Au Cameroun, de plus en plus de personnes ne mangent pas à leur faim, et les ONG alertent : l’insécurité alimentaire et nutritionnelle dans le pays s’aggrave. En cause : la pauvreté, des chocs climatiques répétés, la violence dans les régions anglophones et l’Extrême-Nord, les déplacements de population et la hausse des prix. À cela s’ajoute la baisse drastique des financements de l’aide humanitaire. Pourtant, selon l’évaluation faite par les ONG avec les autorités locales, l’insécurité alimentaire risque de toucher 2,9 millions de personnes au Cameroun ces prochains mois. Entretien avec Gianluca Ferreira, représentant du Programme alimentaire mondial dans ce pays.
Gianluca Ferreira, quelle est la situation au Cameroun ?
Gianluca Ferreira : Nous, au niveau du PAM, nous avons dû fermer cinq bureaux dans le pays, focaliser notre assistance dans des zones spécifiques, et en laissant beaucoup de personnes qui étaient assistées sans assistance. Pour vous dire, notre chiffre de planification pour l’année 2026 était de presque 600 000 personnes assistées, dans le cadre des 2,9 millions en insécurité alimentaire. Donc, c’était déjà un ciblage des plus vulnérables parmi les vulnérables. Et de ces 600 000 personnes, nous n’avons pu assister que 170 000 entre janvier et mars, avec des rations réduites.
Qu’est-ce que le PAM vous a dû faire comme choix ?
Le choix était d’abord un ciblage géographique. Nous avons décidé de mettre notre capacité d’appui sur l’Extrême-Nord du pays : nous avons fermé à la fin du mois de mars les deux bureaux du Nord-Ouest, à Bamenda et à Buea, pour nous concentrer sur l’Extrême-Nord du pays. Et ce choix était motivé par le fait que les enquêtes de sécurité alimentaire, montre que la plus grande partie des populations en insécurité alimentaire résident dans l’Extrême-Nord, malgré le nombre important de personnes aussi dans le Nord-Ouest et le Sud-Ouest du pays.
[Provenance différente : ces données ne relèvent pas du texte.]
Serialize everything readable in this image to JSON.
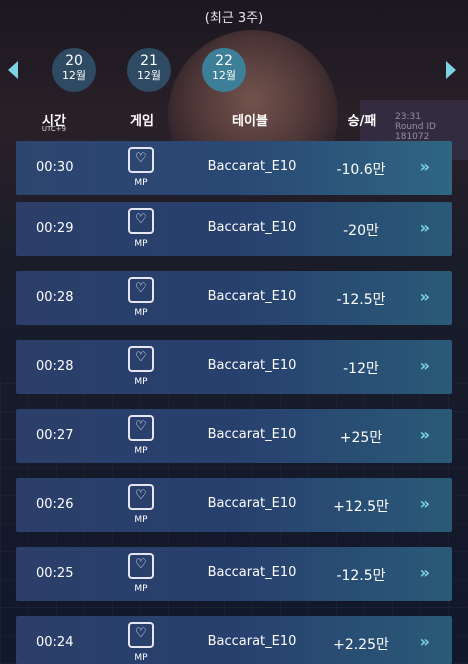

Donc, nous avons dû mettre de côté des régions, le Nord-Ouest, le Sud-Ouest, mais aussi l’Est, où il y a une présence de réfugiés centrafricains, et nous concentrer sur l’Extrême-Nord. Et même là, nous devons faire des choix assez compliqués sur quels villages assister.
La situation pourrait devenir encore plus compliquée durant la deuxième moitié de l’année, parce que nous ferons face à une réduction encore plus accentuée de nos ressources
Quels sont les besoins comblés qui ne sont pas comblés ?
Dans l’immédiat, dans le très court terme, le PAM aurait besoin d’au moins 40 millions de dollars pour pouvoir continuer à assister les 600 000 personnes pour lesquelles nous en avions planifiée, pour 2026, pour les plus vulnérables, dans ce cadre d’insécurité alimentaire étendue dans les différentes régions du pays.
Nos besoins sur l’année, avec ces 40 millions, seraient vraiment pour faire face au court terme. Donc, voilà les besoins immédiats : 40 millions dans les courts termes et 85 millions pour l’année 2026.
Quelles sont les sommes disponibles pour l’instant ?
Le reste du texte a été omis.